Visualizing the World?: Rising amounts of data about the world around us collected through an expanding array of sensors and monitoring technologies, coupled with growing interest in data visualization, is providing us with an unprecedented window into our world.

Economic


Agile Vs. Formal Production: Traditional top-down models are increasingly running up against agile bottom-up approaches on the Web, creating a clash of cultures, but also driving innovation.

DIY Distribution: Digital tools and processes have enabled independent producers and creators to use the Internet as a distribution channel to directly connect with consumers and audiences in the process circumventing some of the cultural industries’ traditional intermediaries.

Aggregation: The vast amount of content on the Internet provides ample opportunities to become an aggregator, helping users navigate and curate consumption.

Prosumers: Inexpensive digital production tools, digital storage, the proliferation of free online social platforms, increasing broadband speeds, and computer processing power have made it easy and inexpensive for non-professionals to create content.

DIY Technology: Open-source software and hardware is making it easier for individuals and groups to assemble customized devices that provide the functions they desire.

Transmedia: The creators of properties in one medium are repurposing the their story, their characters and any other aspects of their IP in other media.

Political


A Neutral Net or Not?: Governments and private interests continue to explore the necessity of tiered Internet access to provide differential quality of service based on the status of the consumer.

IP Challenges: P2P technologies, remixing, and hacker culture's cycle of rapidly breaking technological protections is steadily eroding the position of IP protection of content worldwide.

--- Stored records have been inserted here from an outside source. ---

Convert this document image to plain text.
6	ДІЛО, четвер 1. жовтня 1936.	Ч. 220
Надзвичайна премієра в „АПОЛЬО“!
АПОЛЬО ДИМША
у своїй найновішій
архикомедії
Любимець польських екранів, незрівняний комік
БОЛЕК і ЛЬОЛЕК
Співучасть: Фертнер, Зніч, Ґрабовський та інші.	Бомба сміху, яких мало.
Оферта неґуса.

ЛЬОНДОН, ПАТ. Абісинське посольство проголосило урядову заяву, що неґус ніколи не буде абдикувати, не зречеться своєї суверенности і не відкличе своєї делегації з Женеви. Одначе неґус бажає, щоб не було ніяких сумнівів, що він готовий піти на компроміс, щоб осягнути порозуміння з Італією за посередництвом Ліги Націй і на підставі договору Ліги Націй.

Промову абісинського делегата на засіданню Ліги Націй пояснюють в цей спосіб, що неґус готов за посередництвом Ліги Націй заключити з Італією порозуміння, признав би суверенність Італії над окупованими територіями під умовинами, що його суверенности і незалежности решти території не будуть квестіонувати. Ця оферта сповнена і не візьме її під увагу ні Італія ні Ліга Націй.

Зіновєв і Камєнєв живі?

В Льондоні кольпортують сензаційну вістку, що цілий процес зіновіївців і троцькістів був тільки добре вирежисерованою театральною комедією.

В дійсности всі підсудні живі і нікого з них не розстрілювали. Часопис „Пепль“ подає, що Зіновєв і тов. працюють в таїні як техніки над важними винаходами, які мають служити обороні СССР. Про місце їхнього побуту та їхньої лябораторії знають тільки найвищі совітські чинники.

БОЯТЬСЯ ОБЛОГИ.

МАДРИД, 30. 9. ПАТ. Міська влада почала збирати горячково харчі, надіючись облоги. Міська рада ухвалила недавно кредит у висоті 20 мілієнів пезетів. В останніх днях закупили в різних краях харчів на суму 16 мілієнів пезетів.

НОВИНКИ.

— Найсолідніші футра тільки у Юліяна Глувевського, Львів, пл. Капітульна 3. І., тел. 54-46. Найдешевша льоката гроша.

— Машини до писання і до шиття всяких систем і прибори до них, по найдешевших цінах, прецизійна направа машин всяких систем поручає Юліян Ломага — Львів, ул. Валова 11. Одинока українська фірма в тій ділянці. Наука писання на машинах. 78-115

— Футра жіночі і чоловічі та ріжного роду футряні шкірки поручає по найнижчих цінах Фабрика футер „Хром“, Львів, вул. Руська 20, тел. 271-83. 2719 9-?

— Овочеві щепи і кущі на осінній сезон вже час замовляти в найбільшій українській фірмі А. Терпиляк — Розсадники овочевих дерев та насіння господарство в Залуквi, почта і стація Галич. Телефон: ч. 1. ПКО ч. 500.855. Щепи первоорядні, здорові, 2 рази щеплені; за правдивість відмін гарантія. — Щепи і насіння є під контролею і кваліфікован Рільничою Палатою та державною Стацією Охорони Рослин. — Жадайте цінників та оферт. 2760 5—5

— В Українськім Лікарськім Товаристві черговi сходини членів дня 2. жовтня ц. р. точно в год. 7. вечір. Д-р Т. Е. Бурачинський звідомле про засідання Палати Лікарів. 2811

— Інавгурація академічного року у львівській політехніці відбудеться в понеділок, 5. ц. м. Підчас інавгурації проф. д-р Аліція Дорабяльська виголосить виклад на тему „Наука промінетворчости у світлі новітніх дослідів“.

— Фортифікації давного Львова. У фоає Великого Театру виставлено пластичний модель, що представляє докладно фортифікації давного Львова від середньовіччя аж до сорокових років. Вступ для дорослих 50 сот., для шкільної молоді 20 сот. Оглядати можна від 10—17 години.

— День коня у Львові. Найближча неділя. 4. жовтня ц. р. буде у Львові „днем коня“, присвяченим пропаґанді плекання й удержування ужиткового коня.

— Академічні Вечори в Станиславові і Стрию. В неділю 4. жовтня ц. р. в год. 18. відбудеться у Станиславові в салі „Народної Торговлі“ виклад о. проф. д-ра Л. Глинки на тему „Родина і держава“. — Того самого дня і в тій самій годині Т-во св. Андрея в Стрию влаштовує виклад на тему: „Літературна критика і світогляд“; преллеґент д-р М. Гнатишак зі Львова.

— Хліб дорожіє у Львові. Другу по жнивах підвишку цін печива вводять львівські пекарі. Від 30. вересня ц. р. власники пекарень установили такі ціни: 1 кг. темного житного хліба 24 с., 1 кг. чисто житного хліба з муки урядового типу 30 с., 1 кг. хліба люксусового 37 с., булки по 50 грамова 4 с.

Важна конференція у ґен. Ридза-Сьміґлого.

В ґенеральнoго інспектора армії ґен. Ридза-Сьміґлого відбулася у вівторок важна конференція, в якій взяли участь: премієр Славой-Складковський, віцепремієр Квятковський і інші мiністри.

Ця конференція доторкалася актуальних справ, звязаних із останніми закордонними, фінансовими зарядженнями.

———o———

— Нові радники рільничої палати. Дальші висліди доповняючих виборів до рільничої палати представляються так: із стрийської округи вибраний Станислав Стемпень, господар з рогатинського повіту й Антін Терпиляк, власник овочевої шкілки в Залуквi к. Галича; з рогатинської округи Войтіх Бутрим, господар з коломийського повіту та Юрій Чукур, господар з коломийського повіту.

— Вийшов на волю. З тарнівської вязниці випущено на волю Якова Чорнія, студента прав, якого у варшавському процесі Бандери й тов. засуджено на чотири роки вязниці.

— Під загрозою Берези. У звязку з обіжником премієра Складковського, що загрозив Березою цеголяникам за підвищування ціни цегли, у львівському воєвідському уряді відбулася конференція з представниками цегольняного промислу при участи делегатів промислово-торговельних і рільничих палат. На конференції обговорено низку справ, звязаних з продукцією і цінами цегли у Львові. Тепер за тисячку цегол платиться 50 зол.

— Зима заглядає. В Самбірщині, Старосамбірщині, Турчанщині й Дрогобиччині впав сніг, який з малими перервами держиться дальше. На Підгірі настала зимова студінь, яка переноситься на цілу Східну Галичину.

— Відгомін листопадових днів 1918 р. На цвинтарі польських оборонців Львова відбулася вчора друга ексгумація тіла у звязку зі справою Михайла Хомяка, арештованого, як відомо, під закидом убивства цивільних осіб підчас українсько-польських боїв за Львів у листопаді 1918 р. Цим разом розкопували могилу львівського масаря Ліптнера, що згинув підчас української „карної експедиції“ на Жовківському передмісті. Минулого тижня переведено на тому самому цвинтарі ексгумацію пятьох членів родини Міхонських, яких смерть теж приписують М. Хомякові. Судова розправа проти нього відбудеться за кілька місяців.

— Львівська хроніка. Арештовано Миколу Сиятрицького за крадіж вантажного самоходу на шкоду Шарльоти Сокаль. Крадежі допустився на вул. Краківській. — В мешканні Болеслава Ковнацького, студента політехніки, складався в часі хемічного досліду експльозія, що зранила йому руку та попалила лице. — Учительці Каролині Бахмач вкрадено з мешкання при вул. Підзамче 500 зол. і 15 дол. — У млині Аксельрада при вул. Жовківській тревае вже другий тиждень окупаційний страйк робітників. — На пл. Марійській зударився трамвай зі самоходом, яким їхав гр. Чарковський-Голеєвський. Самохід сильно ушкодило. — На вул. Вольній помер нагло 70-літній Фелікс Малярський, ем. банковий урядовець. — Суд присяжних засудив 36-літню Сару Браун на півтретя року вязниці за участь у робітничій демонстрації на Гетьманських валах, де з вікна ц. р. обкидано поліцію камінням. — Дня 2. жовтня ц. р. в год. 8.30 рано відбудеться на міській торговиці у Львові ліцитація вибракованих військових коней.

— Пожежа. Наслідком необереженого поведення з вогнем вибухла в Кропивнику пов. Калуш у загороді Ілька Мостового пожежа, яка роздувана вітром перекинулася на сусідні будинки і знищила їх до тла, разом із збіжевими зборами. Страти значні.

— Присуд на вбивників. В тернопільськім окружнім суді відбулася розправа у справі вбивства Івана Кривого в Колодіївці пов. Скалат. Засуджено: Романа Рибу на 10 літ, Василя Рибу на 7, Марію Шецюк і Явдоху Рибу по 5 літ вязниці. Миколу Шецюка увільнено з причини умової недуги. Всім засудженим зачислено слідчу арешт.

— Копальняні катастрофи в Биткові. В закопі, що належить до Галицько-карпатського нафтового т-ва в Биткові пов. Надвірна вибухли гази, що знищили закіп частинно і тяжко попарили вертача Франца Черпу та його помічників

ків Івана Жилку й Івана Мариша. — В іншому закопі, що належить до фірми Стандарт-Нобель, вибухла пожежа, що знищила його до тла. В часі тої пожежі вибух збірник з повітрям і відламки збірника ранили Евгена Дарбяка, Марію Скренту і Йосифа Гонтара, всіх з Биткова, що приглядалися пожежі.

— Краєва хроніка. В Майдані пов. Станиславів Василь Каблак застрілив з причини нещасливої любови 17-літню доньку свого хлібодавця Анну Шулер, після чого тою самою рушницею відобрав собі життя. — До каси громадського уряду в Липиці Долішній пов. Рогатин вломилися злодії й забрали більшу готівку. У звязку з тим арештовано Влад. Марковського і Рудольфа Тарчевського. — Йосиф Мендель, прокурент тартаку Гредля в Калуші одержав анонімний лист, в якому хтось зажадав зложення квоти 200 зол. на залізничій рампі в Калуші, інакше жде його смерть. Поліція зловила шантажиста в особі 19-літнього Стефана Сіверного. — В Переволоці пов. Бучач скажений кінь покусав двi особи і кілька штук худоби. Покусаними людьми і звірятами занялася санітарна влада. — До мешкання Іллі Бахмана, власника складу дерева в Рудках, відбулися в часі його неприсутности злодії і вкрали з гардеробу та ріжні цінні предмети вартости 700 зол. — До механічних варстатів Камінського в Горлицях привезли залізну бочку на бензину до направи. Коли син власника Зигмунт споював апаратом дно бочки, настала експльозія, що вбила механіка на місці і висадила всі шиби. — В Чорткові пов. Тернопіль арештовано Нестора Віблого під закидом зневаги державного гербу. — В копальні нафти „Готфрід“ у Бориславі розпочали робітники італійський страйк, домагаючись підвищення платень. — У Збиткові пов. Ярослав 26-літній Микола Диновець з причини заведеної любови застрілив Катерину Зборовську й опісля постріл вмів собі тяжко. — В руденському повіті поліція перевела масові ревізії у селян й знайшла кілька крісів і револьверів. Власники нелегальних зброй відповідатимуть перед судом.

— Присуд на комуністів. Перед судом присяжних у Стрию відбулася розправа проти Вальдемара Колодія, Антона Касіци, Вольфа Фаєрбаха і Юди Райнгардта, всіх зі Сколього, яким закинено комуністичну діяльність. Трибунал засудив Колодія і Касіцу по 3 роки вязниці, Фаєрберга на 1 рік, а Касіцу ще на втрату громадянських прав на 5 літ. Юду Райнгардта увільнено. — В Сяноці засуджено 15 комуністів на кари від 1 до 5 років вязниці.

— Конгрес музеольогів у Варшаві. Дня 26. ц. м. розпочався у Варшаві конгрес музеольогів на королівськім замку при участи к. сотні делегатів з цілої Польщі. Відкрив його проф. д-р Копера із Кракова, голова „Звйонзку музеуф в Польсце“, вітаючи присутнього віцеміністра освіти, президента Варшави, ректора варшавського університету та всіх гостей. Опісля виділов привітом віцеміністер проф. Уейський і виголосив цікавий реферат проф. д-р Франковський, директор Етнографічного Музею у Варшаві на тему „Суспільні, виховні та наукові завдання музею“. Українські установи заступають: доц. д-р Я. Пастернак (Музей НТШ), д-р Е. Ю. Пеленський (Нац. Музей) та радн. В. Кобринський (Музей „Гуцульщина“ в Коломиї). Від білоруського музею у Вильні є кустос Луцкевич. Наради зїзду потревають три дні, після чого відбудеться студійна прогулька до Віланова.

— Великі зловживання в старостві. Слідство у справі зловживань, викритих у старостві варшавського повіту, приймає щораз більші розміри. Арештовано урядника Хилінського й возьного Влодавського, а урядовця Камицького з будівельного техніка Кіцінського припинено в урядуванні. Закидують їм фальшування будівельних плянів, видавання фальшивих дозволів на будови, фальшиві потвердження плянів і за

Some commercial entities have responded by altering business models to reflect this change.

Surveillance: Both online and in the physical world, issues of covert and overt surveillance are emerging as a side effect of a society in a deep embrace with technologies and networks.

Gov 2.0?: Governance enabled or enhanced via the Internet and mobile networks through new applications and services designed to create access for the wired citizen, is spreading at both local and national levels.

Values


Blurring Life and Work: The 24-hour nature of always-on access, availability of networks, and demand for productivity, mean we are losing the ability to keep work and personal consumption and behavior compartmentalized.

Inverting Privacy: The rise of social networks and boom in DIY content have together changed the nature of privacy, allowing people to expose information about themselves on public networks, often for an incentive of lower cost services or other network efficiency.

Social Collectivity: Online access to millions of other individuals and the ease with which networks of like-minded people connect, has created the foundation for new forms of technology-enabled collaboration.

Generational Differences: Differing technology uptake patterns among different generations are creating a generational divide in demand, which will further shape the delivery channels we use in the future.